Edibe Babur, son yirmi yıldır kadın katliamlarının ve erkek şiddetinin her geçen gün arttığına dikkat çekerek AKP’nin politikaları sonucu kadınların eve hapsedildiğini ve iktidarın kadınlara bu politikalarla ‘Eve hapsolmazsan dışarıda katledilirsin’ mesajı verdiğini belirtti. Kadına yönelik şiddetinin bu nedenle her geçen gün arttığını kaydeden Edibe Babur, “Her kadın bizim için anlamlı bir yaşamı ifade ediyor. Bu sebeple kadınlara çağrıda bulunmak istiyorum. Kadınlar katliamcı ve hak tanımayan devletin oyunlarına gelmesin. Her kadının kendi hakkını iyi bilmesi ve kendini iyi ifade edebilmesi gerekiyor ki yaşamını sürdürebilsin. Kadın, yaşamdır. Eğer kadın olmazsa kimse hiçbir alanda yaşam bulamaz. Tüm canlıların yaşamı, kadının yaşamı üzerine kuruludur. Bu nedenle Kürt Halk Önderi Abdullah Öcalan kadın özgür olmazsa toplum da yaşam da özgür olmaz diyor” diye konuştu.

‘AKP, kadınlar üzerindeki kirli politikalardan vazgeçmeli’

AKP iktidarının kadınlar üzerinde yürütülen kirli politikalardan vazgeçmesi gerektiğini vurgulayan Edibe Babur, kadınların da bu politikalar karşısında durması gerektiğini, kendilerini tanımaları ve kadın hareketi içerisinde yer almaları gerektiğini dile getirdi.
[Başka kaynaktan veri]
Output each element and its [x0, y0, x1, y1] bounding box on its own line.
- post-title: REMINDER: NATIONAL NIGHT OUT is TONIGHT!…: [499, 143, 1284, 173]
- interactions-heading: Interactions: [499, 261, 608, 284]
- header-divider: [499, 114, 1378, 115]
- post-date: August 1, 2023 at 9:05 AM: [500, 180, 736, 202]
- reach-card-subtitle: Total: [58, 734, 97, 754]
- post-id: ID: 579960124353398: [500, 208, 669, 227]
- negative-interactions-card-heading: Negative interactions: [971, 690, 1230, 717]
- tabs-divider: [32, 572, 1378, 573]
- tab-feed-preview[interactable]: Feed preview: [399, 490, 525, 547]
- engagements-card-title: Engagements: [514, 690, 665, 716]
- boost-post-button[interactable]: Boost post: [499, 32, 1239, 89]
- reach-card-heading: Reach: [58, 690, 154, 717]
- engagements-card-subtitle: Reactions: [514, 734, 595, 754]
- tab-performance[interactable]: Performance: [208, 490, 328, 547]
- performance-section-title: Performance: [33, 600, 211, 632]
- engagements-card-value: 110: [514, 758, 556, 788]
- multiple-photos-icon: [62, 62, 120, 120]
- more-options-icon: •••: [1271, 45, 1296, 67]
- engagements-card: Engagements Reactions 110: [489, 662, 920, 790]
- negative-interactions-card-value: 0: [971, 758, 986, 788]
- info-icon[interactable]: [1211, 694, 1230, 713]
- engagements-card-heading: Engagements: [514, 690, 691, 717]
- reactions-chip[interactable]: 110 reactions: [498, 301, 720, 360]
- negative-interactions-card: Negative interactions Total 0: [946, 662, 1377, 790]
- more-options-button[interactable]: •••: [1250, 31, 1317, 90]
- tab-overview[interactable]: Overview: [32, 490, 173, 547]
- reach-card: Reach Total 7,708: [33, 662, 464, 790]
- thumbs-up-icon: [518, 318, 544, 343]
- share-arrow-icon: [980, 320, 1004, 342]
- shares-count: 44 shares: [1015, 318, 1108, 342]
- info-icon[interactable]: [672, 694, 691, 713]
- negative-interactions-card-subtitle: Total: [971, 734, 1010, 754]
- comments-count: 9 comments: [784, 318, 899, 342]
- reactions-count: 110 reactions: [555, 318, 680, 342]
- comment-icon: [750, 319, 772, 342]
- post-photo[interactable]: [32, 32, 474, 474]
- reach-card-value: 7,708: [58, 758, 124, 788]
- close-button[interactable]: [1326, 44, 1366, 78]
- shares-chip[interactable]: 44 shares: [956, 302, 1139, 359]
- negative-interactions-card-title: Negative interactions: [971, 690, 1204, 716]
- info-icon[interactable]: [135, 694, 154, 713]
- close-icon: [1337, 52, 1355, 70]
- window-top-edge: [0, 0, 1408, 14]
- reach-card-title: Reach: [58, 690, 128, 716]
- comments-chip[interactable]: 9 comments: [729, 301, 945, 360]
Edibe Babur, “Kadınlar kendilerini biliyor, tanıyor ancak bu hak onlara tanınmıyor. Bu nedenle kadınlara seslenmek istiyorum. Eğer kendilerini güçsüz hissederlerse kadın arkadaşlarının yanına gitsinler, kadın hareketinin yanında dursunlar, onlara ulaşsınlar. Kadın katliamları politiktir, kadın katliamları bu işgalci sistemle bağlantılıdır. Kadınlar kendilerini, haklarını bildikleri sürece her şeyi başarabiliriz” dedi.